The line gets blurred when sportswriters participate in things like college football polls, Major League Baseball awards, and Hall of Fame elections. Their votes become the news that they later have to cover and critique. Conflicts are inherent in such a process.
Brian Hamilton, the Notre Dame beat writer for the Chicago Tribune, felt uneasy about having a Heisman Trophy ballot this year. The question of possible bias because of Irish linebacker Manti Te’o resulted in the Tribune using an internal staff poll to determine Hamilton’s vote.
The section revealed the quandary in a story in Sunday’s paper. He wrote:
We’re in the business of creating as little question as possible — preferably none — about how we conduct our business as journalists. And the Notre Dame beat writer at the Chicago Tribune casting a vote in a Heisman race involving the Irish’s most prominent player in years creates enough questions to make us uneasy. Did you vote for Manti Te’o because you’re biased toward Notre Dame? Did you not vote for Manti Te’o because you’re biased against Notre Dame? Did you vote a certain way solely because you didn’t want it to look like you were biased a certain way?
I talked to Mike Kellams, the Tribune’s associate managing editor for sports (also my former editor), about the situation. He said Hamilton approached him about his vote a few weeks ago.
“He said, ‘I think this is something we should talk through.’ He was right,” Kellams said. “He hasn’t dealt with this before. It’s been a while since Notre Dame had a top candidate for the Heisman.”
Hamilton could have simply decided not to vote. However, if Te’o lost by one point because the Notre Dame beat writer decided to pass, they would have had to call in extra security at Tribune Tower. That element looked as if it influenced Kellams’ decision.
“I don’t disagree with that point,” Kellams said. “However, my thought was if we don’t vote, we change the outcome. Those points aren’t going to be awarded to the other players, not just Te’o. If we do participate, we change the outcome. Either way we were making a decision that was going to have an impact.”
Ultimately, Kellams decided to use a panel of five Tribune writers and editors who handle college football for the paper. Teddy Greenstein, who covers Northwestern, was not included since he had his own Heisman vote.
The results of the internal poll saw Hamilton’s vote go for Te’o. Naturally, right? Notre Dame is the Tribune’s hometown team.

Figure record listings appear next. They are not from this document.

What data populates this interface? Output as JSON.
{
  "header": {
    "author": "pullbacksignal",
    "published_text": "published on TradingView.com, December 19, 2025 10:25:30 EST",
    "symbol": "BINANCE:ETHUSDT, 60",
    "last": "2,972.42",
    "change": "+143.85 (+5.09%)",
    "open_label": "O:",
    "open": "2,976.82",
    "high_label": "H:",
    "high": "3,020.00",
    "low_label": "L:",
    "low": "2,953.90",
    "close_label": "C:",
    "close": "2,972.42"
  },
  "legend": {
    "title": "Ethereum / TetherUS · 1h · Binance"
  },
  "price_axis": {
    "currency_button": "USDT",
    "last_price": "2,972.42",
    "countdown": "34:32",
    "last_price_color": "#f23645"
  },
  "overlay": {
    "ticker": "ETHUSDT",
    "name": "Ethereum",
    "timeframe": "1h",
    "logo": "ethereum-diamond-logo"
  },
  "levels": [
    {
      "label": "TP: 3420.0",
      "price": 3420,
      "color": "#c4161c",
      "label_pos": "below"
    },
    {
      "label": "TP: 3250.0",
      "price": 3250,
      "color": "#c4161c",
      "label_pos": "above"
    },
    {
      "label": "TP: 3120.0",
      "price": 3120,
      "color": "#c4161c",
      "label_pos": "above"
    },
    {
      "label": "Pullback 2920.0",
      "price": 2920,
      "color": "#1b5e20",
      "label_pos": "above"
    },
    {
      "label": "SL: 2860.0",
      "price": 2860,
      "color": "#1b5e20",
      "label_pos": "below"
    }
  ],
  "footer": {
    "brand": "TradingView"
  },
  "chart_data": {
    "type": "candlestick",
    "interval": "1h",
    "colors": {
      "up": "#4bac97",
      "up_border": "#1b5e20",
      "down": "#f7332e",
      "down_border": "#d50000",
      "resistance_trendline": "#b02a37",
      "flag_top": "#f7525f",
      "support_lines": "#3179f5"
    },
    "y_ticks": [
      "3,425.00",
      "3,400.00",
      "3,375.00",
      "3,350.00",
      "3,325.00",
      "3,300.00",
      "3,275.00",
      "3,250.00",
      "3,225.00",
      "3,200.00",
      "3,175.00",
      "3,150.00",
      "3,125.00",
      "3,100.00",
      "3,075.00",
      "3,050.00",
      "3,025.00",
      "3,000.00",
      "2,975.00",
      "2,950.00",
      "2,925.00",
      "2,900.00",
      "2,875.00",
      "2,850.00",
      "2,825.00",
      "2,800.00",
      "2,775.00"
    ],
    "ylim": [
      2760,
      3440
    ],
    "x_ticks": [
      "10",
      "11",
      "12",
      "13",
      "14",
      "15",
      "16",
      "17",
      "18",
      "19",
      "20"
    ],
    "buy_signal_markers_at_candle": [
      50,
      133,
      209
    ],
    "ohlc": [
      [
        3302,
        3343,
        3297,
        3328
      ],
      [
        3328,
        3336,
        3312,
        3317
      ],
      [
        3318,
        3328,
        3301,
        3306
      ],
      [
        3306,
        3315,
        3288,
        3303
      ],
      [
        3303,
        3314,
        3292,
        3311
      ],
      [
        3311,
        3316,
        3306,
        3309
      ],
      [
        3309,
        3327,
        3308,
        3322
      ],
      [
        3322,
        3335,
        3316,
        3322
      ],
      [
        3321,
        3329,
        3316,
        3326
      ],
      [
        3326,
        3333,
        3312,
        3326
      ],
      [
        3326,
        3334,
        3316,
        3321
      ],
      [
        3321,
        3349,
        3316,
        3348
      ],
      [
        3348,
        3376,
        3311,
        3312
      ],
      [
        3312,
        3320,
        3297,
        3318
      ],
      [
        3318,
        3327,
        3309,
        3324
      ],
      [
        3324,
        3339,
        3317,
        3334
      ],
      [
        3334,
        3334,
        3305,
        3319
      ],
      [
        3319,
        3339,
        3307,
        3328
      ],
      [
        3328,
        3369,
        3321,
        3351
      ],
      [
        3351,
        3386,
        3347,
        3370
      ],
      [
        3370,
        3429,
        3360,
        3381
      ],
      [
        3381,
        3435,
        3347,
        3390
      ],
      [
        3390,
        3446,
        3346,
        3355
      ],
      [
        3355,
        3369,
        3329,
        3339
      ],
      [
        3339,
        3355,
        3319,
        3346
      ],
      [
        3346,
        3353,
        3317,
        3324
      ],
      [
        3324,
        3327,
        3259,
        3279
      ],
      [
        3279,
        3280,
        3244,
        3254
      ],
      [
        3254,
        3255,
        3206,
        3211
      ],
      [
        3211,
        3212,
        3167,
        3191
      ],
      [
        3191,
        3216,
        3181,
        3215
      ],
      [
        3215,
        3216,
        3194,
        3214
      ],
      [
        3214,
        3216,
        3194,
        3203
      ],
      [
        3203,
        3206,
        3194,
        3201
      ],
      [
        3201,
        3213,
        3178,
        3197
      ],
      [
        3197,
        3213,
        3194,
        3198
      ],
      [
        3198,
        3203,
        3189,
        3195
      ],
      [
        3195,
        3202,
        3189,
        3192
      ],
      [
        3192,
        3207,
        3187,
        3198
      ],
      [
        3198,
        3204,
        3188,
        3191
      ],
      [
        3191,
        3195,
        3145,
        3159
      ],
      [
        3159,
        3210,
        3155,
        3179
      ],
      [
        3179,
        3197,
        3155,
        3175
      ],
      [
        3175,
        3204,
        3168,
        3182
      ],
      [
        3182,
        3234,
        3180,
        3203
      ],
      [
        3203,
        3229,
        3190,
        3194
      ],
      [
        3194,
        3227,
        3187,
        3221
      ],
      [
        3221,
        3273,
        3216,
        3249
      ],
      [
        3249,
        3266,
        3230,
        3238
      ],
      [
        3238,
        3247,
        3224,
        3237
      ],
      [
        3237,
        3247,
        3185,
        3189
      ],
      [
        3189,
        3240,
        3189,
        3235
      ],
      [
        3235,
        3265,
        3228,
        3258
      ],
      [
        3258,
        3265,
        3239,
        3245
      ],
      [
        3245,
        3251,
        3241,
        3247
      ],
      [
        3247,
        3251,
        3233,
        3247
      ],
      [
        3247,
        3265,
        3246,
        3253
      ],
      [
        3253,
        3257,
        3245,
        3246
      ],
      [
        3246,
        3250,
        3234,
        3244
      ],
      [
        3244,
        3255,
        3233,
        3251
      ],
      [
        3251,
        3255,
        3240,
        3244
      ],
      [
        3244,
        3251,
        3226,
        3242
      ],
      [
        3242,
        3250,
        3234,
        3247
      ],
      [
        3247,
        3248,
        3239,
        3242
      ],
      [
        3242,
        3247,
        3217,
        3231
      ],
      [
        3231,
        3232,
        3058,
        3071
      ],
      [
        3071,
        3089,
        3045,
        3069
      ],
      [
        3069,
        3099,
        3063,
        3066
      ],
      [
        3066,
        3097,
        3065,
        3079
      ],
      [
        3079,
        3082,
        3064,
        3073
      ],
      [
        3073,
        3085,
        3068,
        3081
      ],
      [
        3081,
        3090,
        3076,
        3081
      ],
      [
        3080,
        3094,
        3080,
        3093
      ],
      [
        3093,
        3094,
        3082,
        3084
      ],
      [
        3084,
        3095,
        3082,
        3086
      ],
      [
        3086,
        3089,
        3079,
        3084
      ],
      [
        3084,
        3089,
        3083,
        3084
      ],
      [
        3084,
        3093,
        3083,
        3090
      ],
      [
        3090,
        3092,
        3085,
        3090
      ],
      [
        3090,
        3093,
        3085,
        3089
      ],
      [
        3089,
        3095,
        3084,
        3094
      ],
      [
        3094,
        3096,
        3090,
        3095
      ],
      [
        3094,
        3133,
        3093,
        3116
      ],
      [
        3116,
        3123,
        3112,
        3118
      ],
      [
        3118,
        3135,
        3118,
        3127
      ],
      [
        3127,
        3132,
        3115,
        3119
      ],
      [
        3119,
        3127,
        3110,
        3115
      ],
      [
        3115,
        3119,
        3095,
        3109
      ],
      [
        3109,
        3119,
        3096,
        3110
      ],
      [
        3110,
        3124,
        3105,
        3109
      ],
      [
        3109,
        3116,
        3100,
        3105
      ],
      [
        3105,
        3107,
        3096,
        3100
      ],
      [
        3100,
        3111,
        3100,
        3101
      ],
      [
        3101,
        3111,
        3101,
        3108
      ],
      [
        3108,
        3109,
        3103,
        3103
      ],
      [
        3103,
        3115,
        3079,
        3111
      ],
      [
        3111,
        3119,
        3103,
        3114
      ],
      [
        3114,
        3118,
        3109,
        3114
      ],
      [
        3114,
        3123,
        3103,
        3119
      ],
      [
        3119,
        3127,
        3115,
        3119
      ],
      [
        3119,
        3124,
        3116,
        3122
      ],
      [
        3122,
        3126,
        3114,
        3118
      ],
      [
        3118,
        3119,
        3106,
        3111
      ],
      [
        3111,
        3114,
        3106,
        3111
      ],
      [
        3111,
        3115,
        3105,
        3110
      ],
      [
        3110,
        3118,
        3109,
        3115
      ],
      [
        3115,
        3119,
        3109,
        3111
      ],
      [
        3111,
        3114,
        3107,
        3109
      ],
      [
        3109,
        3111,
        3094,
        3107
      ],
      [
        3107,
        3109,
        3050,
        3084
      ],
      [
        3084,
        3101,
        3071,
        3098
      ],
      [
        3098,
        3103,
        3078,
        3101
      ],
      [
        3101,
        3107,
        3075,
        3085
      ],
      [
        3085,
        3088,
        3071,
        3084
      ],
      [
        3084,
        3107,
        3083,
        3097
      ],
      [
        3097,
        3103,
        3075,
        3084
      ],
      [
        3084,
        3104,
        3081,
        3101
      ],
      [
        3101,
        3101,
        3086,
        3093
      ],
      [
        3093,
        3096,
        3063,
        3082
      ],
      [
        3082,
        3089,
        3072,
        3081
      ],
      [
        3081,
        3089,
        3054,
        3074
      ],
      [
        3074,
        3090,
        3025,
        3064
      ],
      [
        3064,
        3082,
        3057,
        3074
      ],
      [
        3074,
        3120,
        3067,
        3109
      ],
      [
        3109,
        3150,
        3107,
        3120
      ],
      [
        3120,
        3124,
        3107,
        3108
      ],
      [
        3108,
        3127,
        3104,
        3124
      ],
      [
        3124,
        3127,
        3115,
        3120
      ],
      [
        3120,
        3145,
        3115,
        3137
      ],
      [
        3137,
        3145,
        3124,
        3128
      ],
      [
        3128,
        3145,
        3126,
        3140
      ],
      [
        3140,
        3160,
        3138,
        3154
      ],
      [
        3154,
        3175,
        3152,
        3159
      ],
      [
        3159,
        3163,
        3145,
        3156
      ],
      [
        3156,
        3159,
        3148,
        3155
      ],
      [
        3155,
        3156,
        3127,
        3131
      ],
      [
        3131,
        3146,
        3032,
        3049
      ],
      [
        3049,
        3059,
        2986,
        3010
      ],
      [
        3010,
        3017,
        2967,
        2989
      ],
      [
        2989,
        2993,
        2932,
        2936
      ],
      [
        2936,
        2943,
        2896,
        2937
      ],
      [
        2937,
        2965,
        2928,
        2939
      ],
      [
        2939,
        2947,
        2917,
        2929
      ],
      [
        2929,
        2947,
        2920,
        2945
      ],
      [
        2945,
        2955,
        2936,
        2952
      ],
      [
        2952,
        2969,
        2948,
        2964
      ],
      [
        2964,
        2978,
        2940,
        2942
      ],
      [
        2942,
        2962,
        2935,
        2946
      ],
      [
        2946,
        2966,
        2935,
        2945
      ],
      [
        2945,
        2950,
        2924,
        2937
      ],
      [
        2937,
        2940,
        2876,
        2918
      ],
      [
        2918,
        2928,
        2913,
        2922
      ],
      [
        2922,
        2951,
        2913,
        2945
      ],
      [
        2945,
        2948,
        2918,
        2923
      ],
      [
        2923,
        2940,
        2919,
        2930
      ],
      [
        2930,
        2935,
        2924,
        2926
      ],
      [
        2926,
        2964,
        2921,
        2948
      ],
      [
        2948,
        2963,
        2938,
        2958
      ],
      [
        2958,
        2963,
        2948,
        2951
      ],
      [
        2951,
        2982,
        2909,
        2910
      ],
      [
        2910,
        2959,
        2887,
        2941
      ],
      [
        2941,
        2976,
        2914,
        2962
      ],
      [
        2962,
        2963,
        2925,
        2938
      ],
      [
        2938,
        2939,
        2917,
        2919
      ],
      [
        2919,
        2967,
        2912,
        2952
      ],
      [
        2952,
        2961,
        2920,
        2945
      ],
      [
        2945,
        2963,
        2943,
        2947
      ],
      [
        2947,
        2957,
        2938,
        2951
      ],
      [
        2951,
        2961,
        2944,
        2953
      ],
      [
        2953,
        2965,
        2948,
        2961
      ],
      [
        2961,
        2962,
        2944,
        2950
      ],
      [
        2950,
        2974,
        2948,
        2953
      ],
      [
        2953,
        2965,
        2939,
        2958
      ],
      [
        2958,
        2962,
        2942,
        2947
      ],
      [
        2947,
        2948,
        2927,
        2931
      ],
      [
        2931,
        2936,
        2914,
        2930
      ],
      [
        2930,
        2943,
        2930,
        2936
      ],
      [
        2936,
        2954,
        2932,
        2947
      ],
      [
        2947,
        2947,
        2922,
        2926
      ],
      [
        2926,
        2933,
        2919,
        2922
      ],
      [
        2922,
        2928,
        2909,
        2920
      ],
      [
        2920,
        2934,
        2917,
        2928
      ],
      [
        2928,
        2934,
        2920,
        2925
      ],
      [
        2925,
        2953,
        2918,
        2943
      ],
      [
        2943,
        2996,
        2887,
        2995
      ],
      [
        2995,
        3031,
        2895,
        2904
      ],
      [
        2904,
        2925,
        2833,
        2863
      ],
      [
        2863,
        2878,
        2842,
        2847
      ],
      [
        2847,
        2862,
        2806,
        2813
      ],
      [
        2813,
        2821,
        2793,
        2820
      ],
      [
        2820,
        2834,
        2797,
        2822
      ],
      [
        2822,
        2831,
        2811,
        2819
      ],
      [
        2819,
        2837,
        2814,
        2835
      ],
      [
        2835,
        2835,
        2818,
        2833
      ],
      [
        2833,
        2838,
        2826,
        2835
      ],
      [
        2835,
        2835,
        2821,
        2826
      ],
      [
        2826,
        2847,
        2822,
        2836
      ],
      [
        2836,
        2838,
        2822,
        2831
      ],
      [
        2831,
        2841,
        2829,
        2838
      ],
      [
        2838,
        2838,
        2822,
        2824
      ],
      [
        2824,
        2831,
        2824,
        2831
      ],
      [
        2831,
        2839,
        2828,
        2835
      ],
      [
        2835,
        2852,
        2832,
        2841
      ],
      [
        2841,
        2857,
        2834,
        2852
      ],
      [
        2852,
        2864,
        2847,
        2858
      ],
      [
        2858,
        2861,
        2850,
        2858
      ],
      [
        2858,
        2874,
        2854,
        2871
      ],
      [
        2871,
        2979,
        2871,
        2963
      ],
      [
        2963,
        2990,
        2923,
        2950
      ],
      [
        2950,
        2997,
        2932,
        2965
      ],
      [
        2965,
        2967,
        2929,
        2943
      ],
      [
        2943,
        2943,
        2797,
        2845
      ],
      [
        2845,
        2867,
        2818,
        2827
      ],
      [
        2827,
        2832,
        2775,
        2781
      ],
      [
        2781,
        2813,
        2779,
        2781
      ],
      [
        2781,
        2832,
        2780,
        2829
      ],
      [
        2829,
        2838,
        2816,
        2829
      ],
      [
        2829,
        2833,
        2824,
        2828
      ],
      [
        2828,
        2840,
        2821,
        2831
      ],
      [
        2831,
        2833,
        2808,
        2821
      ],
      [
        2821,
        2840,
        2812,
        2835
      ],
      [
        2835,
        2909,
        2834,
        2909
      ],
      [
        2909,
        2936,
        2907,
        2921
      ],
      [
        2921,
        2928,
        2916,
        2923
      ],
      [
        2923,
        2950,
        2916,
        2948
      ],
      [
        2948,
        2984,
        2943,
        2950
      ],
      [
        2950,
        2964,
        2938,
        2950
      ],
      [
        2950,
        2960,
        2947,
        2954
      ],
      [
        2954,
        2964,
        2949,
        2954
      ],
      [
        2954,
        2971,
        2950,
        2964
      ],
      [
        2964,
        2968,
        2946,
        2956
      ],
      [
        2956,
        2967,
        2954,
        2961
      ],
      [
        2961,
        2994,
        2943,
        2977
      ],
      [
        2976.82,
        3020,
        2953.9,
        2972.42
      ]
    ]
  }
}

Well, not exactly. Hamilton had Te’o listed second behind Collin Klein. I’m sure he heard from some Notre Dame fans Sunday. And Te’o barely won the Tribune poll over Klein.
The Tribune’s dilemma illustrates why several newspapers won’t allow their sportswriters to vote for awards and Hall of Fame selections. Even within Tribune Co., Kellams notes the Los Angeles Times has its writers on the sidelines for votes.
The issue, I believe, is going to escalate with the upcoming Baseball Hall of Fame ballot that features Barry Bonds, Roger Clemens and Sammy Sosa for the first time. The writers will be generating major news by making a statement about the steroid era, a period the majority of them all covered.
Kellams is well aware of both sides of the argument. For now, he is comfortable with his writers participating.
“This wasn’t a new discussion for our department,” Kellams said. “There’s no denying that if the writers are being asked to vote, they are going to create the news they have to cover. I wouldn’t argue if they (Heisman, Hall of Fame, etc) decided to do something different. But if we’re asked to participate, I believe our writers have the ability to separate themselves and make the right decision…If we believe they exercise good judgement every single day of the year (covering sports), I expect that they can exercise that good judgement when it comes to casting a vote.”
It will be interesting to see how the Heisman voting committee reacts to the Tribune’s decision regarding Hamilton’s vote. Will it demand that it should be one-voter-one-vote? Will Hamilton be invited to vote next year? After all, Irish quarterback Everett Golson is only a sophomore and could find himself in the Heisman picture in 2013.
Kellams wouldn’t speculate on the Heisman’s reaction. He also wouldn’t say that other papers follow should suit if they have a beat writer who covers a top candidate in the Heisman race.
“I feel good about our process in this case,” Kellams said. “It was the right way for us to do it under the circumstances.”